Tax-Free, Tax-Deferred and Taxable Investments

The Taxpayer Relief Act of 1997 has changed the way we look at the investment landscape. The wise way to invest is to keep taxes in the back of your mind so when it comes time to pay them, you don't kick yourself for ignoring them.

Obviously the one investment most of us don't want is the taxable investment, even though they are inescapable. On taxable investments, a gain is treated like regular income that is taxable up to 39.6%. A good example would be actively traded mutual funds that produce short-term gains.

The tax-deffered investments are those you don't have to pay tax on right away, things like 401(k) plans. Under the 401(k) plans, you can let your money appreciate over time tax deferred. You pay taxes on it when you take it out. Another example is the nondeductible IRA under which you can add up to $2000 each year tax deferred until you make a withdrawal, then it's considered regular income.

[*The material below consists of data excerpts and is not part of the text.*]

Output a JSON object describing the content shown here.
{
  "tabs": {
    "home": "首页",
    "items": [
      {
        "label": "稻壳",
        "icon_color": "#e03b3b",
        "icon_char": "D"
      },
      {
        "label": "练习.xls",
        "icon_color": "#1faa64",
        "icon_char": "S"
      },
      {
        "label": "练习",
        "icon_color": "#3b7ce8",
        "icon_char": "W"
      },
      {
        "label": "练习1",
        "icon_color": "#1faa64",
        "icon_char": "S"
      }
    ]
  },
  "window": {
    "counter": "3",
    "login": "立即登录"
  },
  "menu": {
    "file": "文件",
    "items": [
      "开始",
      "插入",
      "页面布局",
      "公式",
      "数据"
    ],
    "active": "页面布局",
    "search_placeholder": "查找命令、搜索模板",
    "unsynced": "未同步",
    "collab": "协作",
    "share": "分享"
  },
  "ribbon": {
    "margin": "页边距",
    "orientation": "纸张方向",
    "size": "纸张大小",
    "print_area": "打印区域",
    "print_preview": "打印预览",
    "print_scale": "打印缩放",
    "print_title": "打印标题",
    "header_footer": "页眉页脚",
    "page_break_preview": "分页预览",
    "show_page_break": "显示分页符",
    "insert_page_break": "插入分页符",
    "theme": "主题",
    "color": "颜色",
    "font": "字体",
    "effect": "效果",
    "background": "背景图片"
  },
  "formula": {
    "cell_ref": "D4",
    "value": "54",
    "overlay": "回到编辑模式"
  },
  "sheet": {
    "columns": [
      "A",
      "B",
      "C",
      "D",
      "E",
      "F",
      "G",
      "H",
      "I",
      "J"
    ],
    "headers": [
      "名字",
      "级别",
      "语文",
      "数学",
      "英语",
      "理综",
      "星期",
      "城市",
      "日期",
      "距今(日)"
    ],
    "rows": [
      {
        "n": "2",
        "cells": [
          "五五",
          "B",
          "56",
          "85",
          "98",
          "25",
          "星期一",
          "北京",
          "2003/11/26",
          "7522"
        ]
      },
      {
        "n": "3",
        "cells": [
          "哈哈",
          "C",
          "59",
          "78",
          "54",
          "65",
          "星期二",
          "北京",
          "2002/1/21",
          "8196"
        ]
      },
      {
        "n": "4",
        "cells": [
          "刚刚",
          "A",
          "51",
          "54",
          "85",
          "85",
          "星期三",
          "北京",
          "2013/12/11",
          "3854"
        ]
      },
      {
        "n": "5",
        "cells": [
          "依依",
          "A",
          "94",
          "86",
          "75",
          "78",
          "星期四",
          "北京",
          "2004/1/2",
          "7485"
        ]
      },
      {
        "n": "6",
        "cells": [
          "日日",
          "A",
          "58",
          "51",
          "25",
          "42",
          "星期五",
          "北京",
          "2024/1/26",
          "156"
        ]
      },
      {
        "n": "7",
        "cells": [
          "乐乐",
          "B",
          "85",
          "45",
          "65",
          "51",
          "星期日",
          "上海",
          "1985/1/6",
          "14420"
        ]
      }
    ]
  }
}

Tax-free investments are Roth IRA accounts from which the withdrawals are completely tax-free as long as you turn 59 years old. You can withdraw even before that as long as withdrawals are of the money you put into the accounts, not the money that has appreciated over the years. Another good investment is buying a home that you can stay in for two years out of the five years prior to the sale of the house by you. That way when you sell the house, the gains you can make off it are all tax-free. For example, if you bought the house for $125,000 and sold the house six years later for $200,000, you pocket the gain of $75,000 without paying a penny on it to the IRS, given you don't take a lot of deductions on it over the years. Another good example for tax-free investments is mutual funds, especially for those in the higher tax bracket. The gain off these bonds is tax-free.

So keep on the look out for tax-free investments. Try not to make too many taxable investments, but if you have to, try to make them in tax-deferred investments.